Now, this man had been very frightened during the brawl at the stairs-head; but, seeing the stuff we were made of, and being willing all along to join with us (for I learned afterwards that he nursed a private spite against Czerny), he replied to me very readily:
"The ladder is the second door, captain; yet why, since no man can go up? I tell you that two hold it, and they have guns. You cannot go, captain! What good the key when men have guns?"
"We'll see about that," said I. And cocking my pistol I strode to the door he indicated.
It was an iron door, opening inward to a small apartment cut out of the solid rock. For a while I could see nothing when I entered the little cavern—it laid bare; but, becoming used to the dim light presently, I took a few steps forward, and looking up I saw a rocky chimney and an orifice far up and the stars glimmering in the grey-blue sky above me. This, then, was the second gate to Czerny's house, I said; the seagate by which his men passed in.
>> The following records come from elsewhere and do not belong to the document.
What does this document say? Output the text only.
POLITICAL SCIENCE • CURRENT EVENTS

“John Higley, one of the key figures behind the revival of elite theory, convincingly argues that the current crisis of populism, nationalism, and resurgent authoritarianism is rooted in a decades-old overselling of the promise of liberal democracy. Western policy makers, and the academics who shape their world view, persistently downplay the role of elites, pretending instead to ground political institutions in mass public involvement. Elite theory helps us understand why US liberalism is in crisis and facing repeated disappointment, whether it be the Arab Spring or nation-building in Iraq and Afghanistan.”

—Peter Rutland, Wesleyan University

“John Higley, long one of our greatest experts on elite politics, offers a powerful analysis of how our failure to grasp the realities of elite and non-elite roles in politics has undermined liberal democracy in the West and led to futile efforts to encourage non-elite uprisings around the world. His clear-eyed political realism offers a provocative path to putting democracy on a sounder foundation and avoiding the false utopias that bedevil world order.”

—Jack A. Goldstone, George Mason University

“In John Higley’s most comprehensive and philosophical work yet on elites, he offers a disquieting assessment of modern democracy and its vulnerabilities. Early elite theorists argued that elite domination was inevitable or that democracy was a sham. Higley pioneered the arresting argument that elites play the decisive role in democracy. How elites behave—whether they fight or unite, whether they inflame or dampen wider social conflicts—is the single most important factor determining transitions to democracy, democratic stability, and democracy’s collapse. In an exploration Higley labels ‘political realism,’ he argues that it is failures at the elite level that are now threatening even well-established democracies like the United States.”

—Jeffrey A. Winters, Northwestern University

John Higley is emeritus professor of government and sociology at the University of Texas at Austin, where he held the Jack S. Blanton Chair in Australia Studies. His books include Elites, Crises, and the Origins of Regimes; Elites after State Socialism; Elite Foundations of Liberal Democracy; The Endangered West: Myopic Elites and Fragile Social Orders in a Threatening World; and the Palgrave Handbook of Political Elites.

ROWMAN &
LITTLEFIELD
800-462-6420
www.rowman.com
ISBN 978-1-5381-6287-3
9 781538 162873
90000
Here, as yonder where Miss Ruth's apartment lay, the reef lifted itself above the highest tides; here was the gate we must shut if the night were to be won. And who would dare it with armed men on the threshold, and a ladder for foothold, and the knowledge on our part that one word of the truth would dig a grave for recompense? And yet it had to be dared; a man must go up that night for a woman's sake.
Well, I took off my boots at the ladder's foot, and thrusting my pistol into my waist-belt I spoke a warning word to Peter Bligh.
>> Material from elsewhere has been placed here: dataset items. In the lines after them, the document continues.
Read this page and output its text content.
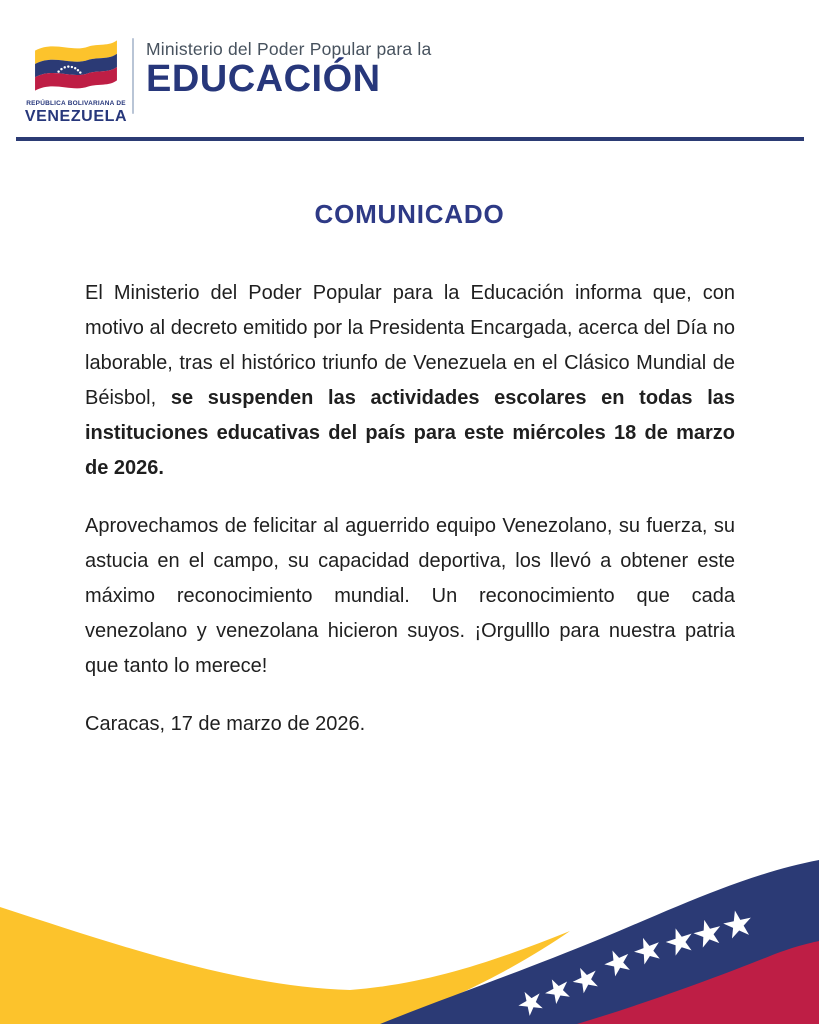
REPÚBLICA BOLIVARIANA DE
VENEZUELA
Ministerio del Poder Popular para la
EDUCACIÓN
COMUNICADO

El Ministerio del Poder Popular para la Educación informa que, con motivo al decreto emitido por la Presidenta Encargada, acerca del Día no laborable, tras el histórico triunfo de Venezuela en el Clásico Mundial de Béisbol, se suspenden las actividades escolares en todas las instituciones educativas del país para este miércoles 18 de marzo de 2026.

Aprovechamos de felicitar al aguerrido equipo Venezolano, su fuerza, su astucia en el campo, su capacidad deportiva, los llevó a obtener este máximo reconocimiento mundial. Un reconocimiento que cada venezolano y venezolana hicieron suyos. ¡Orgulllo para nuestra patria que tanto lo merece!

Caracas, 17 de marzo de 2026.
"This," said I, taking from Regnarte the key I needed, "this opens the iron doors you will meet down yonder. If misfortune happens to me, go straight through and take my place. Hold the rooms as long as you can and let your judgment do the rest. Belike Mister Jacob will come back with the ship. I wish to God I could think so!" I added.
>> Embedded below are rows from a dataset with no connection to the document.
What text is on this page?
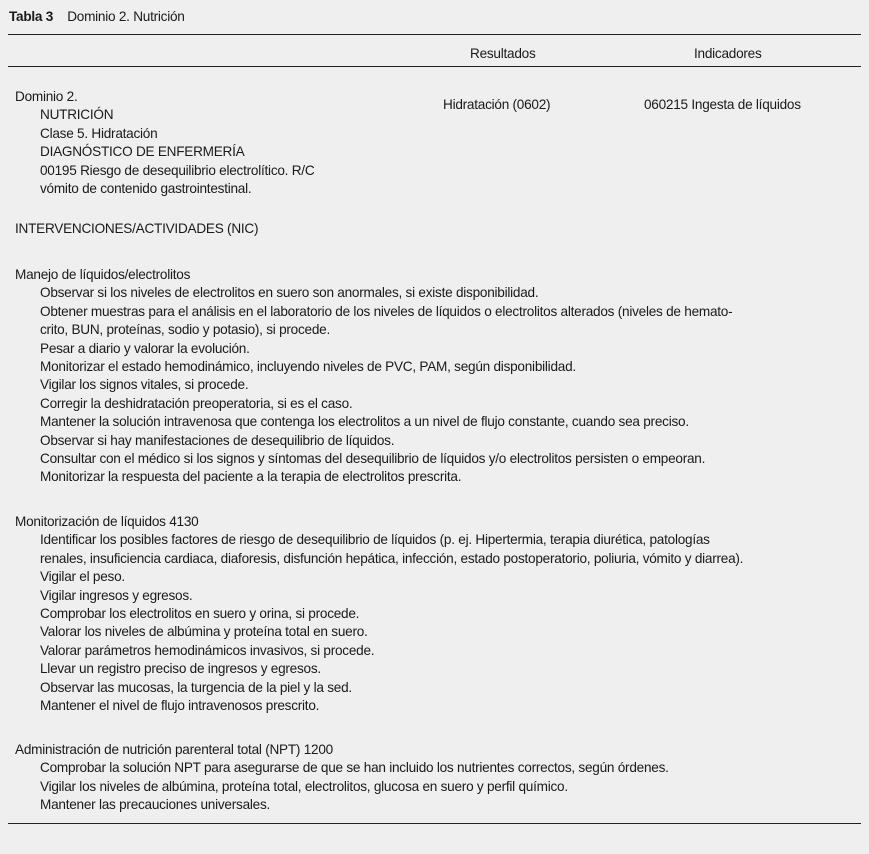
Tabla 3 Dominio 2. Nutrición
Resultados	Indicadores
Dominio 2.
NUTRICIÓN
Clase 5. Hidratación
DIAGNÓSTICO DE ENFERMERÍA
00195 Riesgo de desequilibrio electrolítico. R/C
vómito de contenido gastrointestinal.
Hidratación (0602)	060215 Ingesta de líquidos
INTERVENCIONES/ACTIVIDADES (NIC)
Manejo de líquidos/electrolitos
Observar si los niveles de electrolitos en suero son anormales, si existe disponibilidad.
Obtener muestras para el análisis en el laboratorio de los niveles de líquidos o electrolitos alterados (niveles de hemato-
crito, BUN, proteínas, sodio y potasio), si procede.
Pesar a diario y valorar la evolución.
Monitorizar el estado hemodinámico, incluyendo niveles de PVC, PAM, según disponibilidad.
Vigilar los signos vitales, si procede.
Corregir la deshidratación preoperatoria, si es el caso.
Mantener la solución intravenosa que contenga los electrolitos a un nivel de flujo constante, cuando sea preciso.
Observar si hay manifestaciones de desequilibrio de líquidos.
Consultar con el médico si los signos y síntomas del desequilibrio de líquidos y/o electrolitos persisten o empeoran.
Monitorizar la respuesta del paciente a la terapia de electrolitos prescrita.
Monitorización de líquidos 4130
Identificar los posibles factores de riesgo de desequilibrio de líquidos (p. ej. Hipertermia, terapia diurética, patologías
renales, insuficiencia cardiaca, diaforesis, disfunción hepática, infección, estado postoperatorio, poliuria, vómito y diarrea).
Vigilar el peso.
Vigilar ingresos y egresos.
Comprobar los electrolitos en suero y orina, si procede.
Valorar los niveles de albúmina y proteína total en suero.
Valorar parámetros hemodinámicos invasivos, si procede.
Llevar un registro preciso de ingresos y egresos.
Observar las mucosas, la turgencia de la piel y la sed.
Mantener el nivel de flujo intravenosos prescrito.
Administración de nutrición parenteral total (NPT) 1200
Comprobar la solución NPT para asegurarse de que se han incluido los nutrientes correctos, según órdenes.
Vigilar los niveles de albúmina, proteína total, electrolitos, glucosa en suero y perfil químico.
Mantener las precauciones universales.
He nodded his head, and but half understanding what I was about he watched me anxiously when I put my naked foot with wary step on the ladder and began to go up. I saw him for a moment, a comrade's figure in the dim light of the cavern, and then thinking only of my purpose, and of what it would mean to one who waited for me, I clenched my teeth and began my journey. Below me were the little cave and the glimmer of a distant lamp, shipmates crying "God speed!" the hidden house, the mystery; above me that dark funnel of the rock and the sky, which seemed to beckon me upward to freedom and the sea.
If danger lay there I could not espy it nor detect its presence. Not a sound came from the open trap, no figures were to be seen, no spoken voice to be heard. The moaning waves upon the iron reef, the echo of gunshots in the silence of the night, alone spoke of life and being and the open sea without. And I went up like a cat, rung by rung, my hand hot upon the iron, the thought in my head that madness sent me and that I might never see another day.
No man appeared at the orifice, I say; the gate might have been unguarded for any sentinel I could espy. Nevertheless, I knew that the Italian spoke the truth, and that his reckoning was good. Edmond Czerny was no fool to leave a sea-gate open to all the world. Somewhere on the foothold of the rocks men were lurking, I made sure. That they heard nothing of their friends' outcry in the corridor below, that they did not answer it, was a thing I had not, at the first, understood; but it became plain when the chimney I climbed shut out every sound but that of the breaking seas, and gave intervals of silence so great that a man might have heard a ticking watch. No, truly, it was no wonder that they had not gone down nor heard that loud alarm, for they hungered for the wreck; for pillage and plunder, and all the gruesome sights Ken's Island that night could show them; and this hunger kept them at the water's edge, hounds kennelled when others were free, unwilling idlers on a harvest day. God knows, they paid a price for that when the good time came.
Now, at the ladder's head, everything was as I had seen it in the mind's picture; and even before I made the top fresh spray would shower upon my face, while the sea sounded as though its waves were breaking almost at my very ears. Unchallenged and, for all I could make out, unwatched, I grew bolder step by step, until at last I touched the topmost rung; and, looking over, I saw the white crests of the breakers and the pinnacles of the reef and the distant island under its loom of gold-blue fog. Halted there, with one hand swung free and my good pistol ready, I peered intently into the night—a sentinel watching sentinels, a spy upon those that should have spied. And standing so I saw the men, and they saw me; and quickened to the act by the sudden danger, I swung over the first half of the trap which shut the chimney in, and made ready to close the second with all the deftness I could command.